Три комнаты на Манхэттене (Сименон) - страница 42

— Поняла?

Впервые с тех пор, как они стали взрослыми, он обратился к ней на «ты».

— Я ведь не интересуюсь ни твоим супругом, ни…

И замолчал. Замолчал вовремя. Неужели же он, который презирает их всех — и этих, и тех, — он, у которого хватило силы восемнадцать лет просидеть в одиночку в своем углу, в своей норе, прибегнет к подобным аргументам? Возьмет да и крикнет сестре, что ее муж, вечно находящийся в разъездах, обманывает жену на каждом шагу, что весь город это знает, она сама это знает и что ее вечные недомогания и плохое здоровье их Эдмона дружно приписывают застарелой дурной болезни?!

Он неуклюже тыкался по комнате в поисках своей шляпы, забыв, что ее взял дворецкий.
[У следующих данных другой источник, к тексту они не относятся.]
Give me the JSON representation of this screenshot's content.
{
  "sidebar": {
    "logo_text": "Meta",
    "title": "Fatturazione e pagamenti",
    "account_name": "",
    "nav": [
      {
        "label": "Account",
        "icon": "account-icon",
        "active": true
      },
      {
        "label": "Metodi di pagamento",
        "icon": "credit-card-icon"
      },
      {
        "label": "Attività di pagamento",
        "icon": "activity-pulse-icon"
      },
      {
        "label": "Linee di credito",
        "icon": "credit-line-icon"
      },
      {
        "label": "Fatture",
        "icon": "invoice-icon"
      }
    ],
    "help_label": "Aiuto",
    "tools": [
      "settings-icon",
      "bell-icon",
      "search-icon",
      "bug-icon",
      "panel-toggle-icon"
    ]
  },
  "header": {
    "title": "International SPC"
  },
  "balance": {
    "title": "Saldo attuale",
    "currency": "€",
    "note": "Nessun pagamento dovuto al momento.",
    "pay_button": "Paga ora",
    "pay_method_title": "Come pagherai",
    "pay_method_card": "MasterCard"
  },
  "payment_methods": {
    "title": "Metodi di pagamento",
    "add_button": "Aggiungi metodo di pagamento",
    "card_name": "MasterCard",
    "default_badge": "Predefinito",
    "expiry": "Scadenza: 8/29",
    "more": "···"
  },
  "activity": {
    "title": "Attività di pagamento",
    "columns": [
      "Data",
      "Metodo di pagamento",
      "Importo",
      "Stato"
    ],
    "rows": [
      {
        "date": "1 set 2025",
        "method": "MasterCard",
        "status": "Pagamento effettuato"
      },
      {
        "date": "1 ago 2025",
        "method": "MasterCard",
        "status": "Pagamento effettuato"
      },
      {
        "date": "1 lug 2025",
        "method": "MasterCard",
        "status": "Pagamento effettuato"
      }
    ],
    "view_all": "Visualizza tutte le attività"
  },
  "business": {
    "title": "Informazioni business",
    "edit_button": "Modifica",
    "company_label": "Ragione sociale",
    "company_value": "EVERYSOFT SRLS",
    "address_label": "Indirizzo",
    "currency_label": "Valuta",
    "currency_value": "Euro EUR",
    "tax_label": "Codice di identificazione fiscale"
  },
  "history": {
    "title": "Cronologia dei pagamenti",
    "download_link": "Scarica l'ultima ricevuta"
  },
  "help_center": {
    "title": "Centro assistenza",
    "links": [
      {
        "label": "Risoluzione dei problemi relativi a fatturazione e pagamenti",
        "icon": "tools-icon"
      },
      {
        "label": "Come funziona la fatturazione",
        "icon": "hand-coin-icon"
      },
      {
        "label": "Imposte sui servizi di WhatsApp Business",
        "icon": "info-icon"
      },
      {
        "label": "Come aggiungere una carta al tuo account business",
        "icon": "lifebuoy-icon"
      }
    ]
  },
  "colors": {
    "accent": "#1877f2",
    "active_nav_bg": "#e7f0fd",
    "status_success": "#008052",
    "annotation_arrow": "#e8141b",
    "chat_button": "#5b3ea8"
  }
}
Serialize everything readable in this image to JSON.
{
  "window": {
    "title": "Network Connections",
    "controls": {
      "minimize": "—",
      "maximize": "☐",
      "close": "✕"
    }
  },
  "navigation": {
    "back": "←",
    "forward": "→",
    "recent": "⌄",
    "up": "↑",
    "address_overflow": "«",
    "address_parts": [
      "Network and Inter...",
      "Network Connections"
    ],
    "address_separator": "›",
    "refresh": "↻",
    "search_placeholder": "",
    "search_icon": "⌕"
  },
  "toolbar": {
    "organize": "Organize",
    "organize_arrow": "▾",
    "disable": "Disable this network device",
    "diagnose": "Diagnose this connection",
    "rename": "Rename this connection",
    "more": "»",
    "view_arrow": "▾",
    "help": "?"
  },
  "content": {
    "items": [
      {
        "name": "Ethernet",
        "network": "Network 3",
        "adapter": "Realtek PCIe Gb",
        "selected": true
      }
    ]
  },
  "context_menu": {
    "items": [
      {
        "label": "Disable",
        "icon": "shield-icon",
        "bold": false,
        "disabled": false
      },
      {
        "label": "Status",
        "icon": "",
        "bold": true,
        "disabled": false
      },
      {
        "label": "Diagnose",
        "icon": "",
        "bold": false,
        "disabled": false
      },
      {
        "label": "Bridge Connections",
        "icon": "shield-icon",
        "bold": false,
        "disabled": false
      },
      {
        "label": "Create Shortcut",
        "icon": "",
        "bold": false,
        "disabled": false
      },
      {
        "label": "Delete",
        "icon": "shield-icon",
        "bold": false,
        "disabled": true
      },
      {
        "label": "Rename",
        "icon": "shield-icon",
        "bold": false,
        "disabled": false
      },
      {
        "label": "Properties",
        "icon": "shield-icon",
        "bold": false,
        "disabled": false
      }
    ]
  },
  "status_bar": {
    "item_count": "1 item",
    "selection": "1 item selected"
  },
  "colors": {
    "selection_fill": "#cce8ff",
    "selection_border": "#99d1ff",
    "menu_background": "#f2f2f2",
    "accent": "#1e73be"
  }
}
Марта плакала. Трудно было сейчас представить себе, что обоим уже за сорок, что оба они, что называется, люди рассудительные.

— Вы уходите?

— Да.

— И не дождетесь Эдмона?

— Если будут какие-нибудь новости, пусть придет ко мне завтра утром.

— Вы выпили?

— Нет.

Просто он злился; и особенно его злило, если хорошенько разобраться, то, что впервые он задал себе вопрос: «Почему целых восемнадцать лет я жил как медведь?» Он даже спросил себя, действительно ли в этом повинна Женевьева, то, что она ушла к другому и что он страдал от их разрыва.

Разве в его студенческой комнатке в Париже не царил тот же беспорядок, что и в его теперешнем кабинете, та же подозрительная обжитость? Уже в те времена он жадно вгрызался в книги, целыми часами читал и перечитывал поэтов и философов, с каким-то стыдливым удовольствием принюхиваясь к собственным запахам.

Очутившись в холле, он вырвал шляпу из рук дворецкого, обернулся, снова смерил его презрительным взглядом и тут же подумал: «Интересно, за кого этот тип меня принимает!»

Правда заключалась в том, что он никогда не пытался жить. И понял он это только сейчас, когда вылез из своей норы в город, и, пожалуй, еще удивительнее было то, что ему не хотелось возвращаться домой; он снова принялся бродить по улицам.

Так же как он искоса следил за дворецким сестры, Лурса приглядывался теперь к скользившим мимо теням прохожих, к силуэтам людей, казавшихся особенно таинственными в пропитанной дождем полутьме.

Интересно, что во всем этом узрела его сестрица? Ясно: все, кроме правды. Она сказала, что его, видите ли, жалеют! Считают оригиналом, несчастненьким. Почему уж тогда не просто босяком?

А он их всех презирает, ненавидит, всех подряд! Всех этих Дюкупов, Доссенов, Рожиссаров и иже с ними, тех, которые воображают, что они живые люди, только потому…

От его пальто пахло мокрой шерстью, и в бороде, как жемчужинки, поблескивали капли дождя. Когда он добрался до улицы Алье, держась, сам не зная почему, поближе к домам, он решил, что похож на пожилого господина, боязливо пробирающегося в подозрительный притон.